Besides judicious microphone placement, Squire got everything else right, including equalization and artifact-free compression. But perfect audio engineering is desirable only if the players are as good as … these players. Everything came together on String Symphony No. 10 in terms of both audio engineering and musicianship, and if you listen with headphones, you’ll be amazed by all the detail.

It’s been a good year for BSO woodwind players. Some of the best dressed musicians in the orchestra sit in a row behind the strings and play their hearts out in relative anonymity. (Their faces are known mainly to people sitting on Tanglewood’s lawn, where the big screens reveal all.) But in virtual concerts, BSO woodwind players are as visible as anyone else, and occasionally they take center stage.

BSO Principal Clarinetist William R. Hudgins. Photo courtesy BSO

In this program, BSO Principal Clarinetist William R. Hudgins takes the spotlight on Weber’s Concertino in E-flat for clarinet and orchestra, Opus 26. Seeing Mr. Hudgins in the middle of the stage, looking completely exposed in acoustically foreign territory, conjures images of the labors of Hercules. But in this story, the hero prevails unscathed. Hudgins and Weber give you all the virtuosic display of a clarinet concerto but in half the time.
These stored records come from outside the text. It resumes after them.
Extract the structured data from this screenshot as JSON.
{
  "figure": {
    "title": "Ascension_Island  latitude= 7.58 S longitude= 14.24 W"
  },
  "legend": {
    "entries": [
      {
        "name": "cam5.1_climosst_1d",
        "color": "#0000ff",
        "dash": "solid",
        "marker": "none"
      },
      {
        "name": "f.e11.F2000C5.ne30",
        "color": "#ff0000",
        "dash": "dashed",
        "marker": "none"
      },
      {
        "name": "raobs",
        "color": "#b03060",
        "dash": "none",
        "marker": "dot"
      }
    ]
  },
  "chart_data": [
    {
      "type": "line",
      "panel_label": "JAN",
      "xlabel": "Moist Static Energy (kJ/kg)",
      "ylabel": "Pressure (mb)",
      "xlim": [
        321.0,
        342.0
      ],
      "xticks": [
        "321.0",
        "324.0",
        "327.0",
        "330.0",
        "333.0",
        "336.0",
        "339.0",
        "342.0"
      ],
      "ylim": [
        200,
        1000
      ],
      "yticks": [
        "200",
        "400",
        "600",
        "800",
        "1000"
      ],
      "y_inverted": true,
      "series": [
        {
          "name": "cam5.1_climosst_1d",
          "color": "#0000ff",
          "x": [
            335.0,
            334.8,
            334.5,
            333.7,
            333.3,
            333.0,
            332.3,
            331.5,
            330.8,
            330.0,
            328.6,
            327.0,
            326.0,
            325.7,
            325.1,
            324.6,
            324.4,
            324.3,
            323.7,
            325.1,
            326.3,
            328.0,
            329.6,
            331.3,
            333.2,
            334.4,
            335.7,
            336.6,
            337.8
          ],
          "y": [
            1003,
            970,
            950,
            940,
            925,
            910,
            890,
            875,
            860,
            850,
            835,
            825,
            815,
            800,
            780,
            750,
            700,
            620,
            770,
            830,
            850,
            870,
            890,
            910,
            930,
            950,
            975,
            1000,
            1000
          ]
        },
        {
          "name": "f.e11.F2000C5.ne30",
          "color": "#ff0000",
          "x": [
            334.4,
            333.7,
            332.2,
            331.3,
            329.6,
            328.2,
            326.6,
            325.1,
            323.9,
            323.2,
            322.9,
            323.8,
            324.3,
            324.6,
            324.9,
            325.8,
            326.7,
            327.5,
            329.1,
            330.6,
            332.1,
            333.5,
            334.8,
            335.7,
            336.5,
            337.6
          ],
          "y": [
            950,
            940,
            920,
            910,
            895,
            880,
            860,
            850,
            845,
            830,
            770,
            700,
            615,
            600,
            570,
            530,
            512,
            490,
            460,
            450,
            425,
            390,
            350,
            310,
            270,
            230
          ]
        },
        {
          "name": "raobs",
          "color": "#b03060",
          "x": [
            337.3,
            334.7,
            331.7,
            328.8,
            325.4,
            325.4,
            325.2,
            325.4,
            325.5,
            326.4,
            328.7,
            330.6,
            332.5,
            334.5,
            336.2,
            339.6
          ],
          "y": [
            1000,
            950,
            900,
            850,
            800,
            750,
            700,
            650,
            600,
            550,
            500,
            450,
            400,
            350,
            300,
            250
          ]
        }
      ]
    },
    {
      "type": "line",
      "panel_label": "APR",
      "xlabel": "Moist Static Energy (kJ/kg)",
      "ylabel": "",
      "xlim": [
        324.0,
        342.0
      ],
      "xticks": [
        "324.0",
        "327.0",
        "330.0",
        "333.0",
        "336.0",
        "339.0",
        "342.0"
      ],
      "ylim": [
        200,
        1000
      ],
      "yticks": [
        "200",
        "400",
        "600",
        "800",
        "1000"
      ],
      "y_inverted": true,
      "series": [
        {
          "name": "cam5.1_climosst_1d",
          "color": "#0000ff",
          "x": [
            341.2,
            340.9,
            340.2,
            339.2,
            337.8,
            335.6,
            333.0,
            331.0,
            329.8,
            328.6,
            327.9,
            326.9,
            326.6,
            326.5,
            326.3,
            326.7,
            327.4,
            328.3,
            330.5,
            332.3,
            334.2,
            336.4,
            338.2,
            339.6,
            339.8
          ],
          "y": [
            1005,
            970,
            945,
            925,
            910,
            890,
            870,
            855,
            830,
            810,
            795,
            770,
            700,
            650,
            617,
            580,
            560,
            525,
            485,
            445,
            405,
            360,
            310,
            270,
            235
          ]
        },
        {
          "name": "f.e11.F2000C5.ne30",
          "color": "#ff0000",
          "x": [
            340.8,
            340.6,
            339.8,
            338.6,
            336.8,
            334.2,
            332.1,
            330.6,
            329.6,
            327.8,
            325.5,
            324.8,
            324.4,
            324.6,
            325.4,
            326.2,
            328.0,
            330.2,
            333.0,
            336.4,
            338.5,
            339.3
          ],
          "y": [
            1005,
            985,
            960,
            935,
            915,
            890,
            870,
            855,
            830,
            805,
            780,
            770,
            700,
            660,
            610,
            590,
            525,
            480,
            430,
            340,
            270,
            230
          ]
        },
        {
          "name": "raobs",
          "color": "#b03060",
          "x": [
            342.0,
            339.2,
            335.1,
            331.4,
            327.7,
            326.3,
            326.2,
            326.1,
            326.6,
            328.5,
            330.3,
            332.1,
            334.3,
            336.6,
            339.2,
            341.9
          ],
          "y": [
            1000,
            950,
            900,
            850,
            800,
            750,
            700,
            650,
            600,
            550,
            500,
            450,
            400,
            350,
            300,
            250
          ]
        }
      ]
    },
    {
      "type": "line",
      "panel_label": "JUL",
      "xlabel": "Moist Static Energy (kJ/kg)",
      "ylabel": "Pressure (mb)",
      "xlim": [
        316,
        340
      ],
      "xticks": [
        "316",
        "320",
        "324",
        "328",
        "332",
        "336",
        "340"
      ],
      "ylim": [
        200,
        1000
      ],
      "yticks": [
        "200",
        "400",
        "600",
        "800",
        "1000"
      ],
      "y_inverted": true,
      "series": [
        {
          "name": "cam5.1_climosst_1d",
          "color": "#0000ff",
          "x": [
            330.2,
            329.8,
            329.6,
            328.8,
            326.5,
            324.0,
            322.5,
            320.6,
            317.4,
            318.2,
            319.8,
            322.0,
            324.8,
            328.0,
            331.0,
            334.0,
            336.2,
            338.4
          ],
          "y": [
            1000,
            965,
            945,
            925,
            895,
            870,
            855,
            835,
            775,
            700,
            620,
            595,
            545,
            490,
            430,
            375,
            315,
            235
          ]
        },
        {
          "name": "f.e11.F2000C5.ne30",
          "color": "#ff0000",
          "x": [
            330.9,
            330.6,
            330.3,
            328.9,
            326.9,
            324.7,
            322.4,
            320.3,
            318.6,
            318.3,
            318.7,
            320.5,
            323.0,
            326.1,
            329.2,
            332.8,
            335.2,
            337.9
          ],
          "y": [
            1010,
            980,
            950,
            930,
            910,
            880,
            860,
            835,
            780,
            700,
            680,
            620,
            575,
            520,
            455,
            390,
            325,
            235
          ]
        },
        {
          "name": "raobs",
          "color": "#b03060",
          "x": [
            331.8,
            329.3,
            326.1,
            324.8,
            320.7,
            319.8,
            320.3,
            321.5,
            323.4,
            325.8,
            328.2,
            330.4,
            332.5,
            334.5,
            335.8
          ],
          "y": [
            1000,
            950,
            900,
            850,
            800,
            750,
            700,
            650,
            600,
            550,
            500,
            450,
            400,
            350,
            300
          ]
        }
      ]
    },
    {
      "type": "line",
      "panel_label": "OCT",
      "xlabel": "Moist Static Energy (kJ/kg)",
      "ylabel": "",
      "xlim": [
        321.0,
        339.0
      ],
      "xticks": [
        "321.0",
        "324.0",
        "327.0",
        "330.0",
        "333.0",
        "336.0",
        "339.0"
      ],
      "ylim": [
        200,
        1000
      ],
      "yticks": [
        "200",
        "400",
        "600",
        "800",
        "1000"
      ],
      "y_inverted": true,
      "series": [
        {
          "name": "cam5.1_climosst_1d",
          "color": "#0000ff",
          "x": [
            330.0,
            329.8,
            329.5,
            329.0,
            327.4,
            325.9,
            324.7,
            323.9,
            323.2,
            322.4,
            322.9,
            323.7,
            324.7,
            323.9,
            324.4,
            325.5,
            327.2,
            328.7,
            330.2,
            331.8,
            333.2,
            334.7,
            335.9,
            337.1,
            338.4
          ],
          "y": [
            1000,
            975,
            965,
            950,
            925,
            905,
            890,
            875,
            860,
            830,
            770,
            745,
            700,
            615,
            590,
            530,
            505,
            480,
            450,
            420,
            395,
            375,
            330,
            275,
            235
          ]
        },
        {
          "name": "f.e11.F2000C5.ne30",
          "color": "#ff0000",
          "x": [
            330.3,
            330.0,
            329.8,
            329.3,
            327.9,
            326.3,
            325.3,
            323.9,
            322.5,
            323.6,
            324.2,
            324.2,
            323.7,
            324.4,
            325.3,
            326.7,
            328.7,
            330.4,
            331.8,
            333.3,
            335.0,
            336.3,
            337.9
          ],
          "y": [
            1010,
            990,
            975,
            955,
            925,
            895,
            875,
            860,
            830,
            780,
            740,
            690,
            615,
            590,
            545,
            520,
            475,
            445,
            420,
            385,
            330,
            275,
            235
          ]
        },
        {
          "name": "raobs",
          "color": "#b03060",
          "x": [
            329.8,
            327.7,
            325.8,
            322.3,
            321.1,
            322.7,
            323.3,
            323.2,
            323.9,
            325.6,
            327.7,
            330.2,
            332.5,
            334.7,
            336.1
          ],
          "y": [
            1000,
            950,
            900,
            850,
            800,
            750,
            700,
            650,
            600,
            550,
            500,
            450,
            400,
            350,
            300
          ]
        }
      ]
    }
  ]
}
If horn players of the BSO could play and grin at the same time, they would do so. They relish a challenge, and Robert Schumann’s Concert Piece for four horns and orchestra, Op. 86, is the kind of piece they live for. Schumann obviously knew horn players well and knew how to challenge and please them, because in this piece he has them doing everything they love to do when they want to show off for their moms. In this respect, the piece is almost like a concerto, because it says, “Here are all the things a horn can do beautifully.” (Of course, there’s poetry in it, too.)

Last on the program is William Grant Still’s “Suite for Violin and Piano,” performed by BSO first violinist Victor Romanul. I will discuss this performance in another article that will include an interview with Mr. Romanul.